Many of the animals Stauthammer treats go into homes shortly after recovery. Stauthammer rescued his own dog, Squeak, from being euthanized due to her PDA, which was fixed over 10 years ago by Stauthammer. Today, she zooms across dog parks faster than most of her fellow park goers.
And the development of the Amplatz Canine Duct Occluder, a canine specific PDA device--the same device in Squeak--helped the University of Minnesota College of Veterinary Medicine’s cardiology department transform human medicine a decade ago. “It worked so well that now a modified form of it is being used in humans with the same condition,” Stauthammer says.
Just right for a cat
But the Amplatz Canine Duct Occluder could potentially cause too much clotting in cats, whose blood tends to clot a lot more easily. So Stauthammer and his team deliver a small coil to the patient through a catheter. Once placed, the coil helps cats form a clot that is just the right size to close the artery. “The coil takes a little more finesse,” says Stauthammer. “A lot of cardiologists won’t even perform the procedure.” Stauthammer lectured on the coil at the American College of Veterinary Internal Medicine Forum in June. “It was very clear that the University of Minnesota is one of the few places that will perform PDA repair on cats using the coil.”

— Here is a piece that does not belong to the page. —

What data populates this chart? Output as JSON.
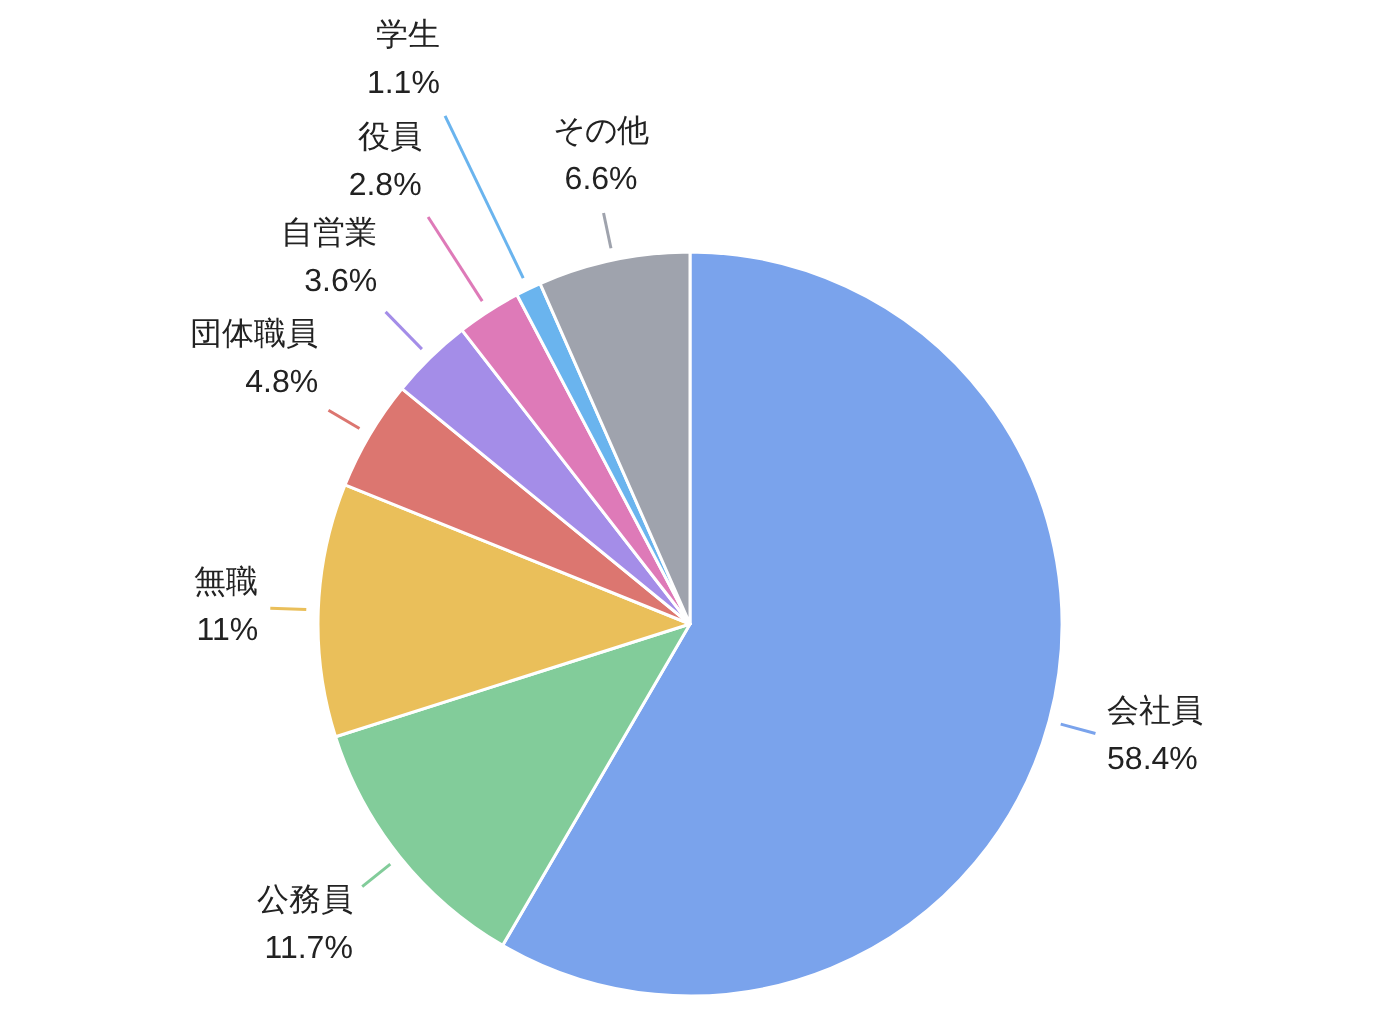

Since surgery, Mochi’s follow up echocardiogram showed that his murmur had subsided. And he was recently adopted by Kathi Warfield of Hutchinson, Minn. “He’s remarkable,” she says, “he really bounced right back.” She got Mochi because her five-year-old female tabby seemed anxious and Warfield hoped a second cat would help. Now, she wakes up to the two cats cuddling in the morning. “He wanted so badly to be accepted by her,” she says. “He’s just a wonderful cat.”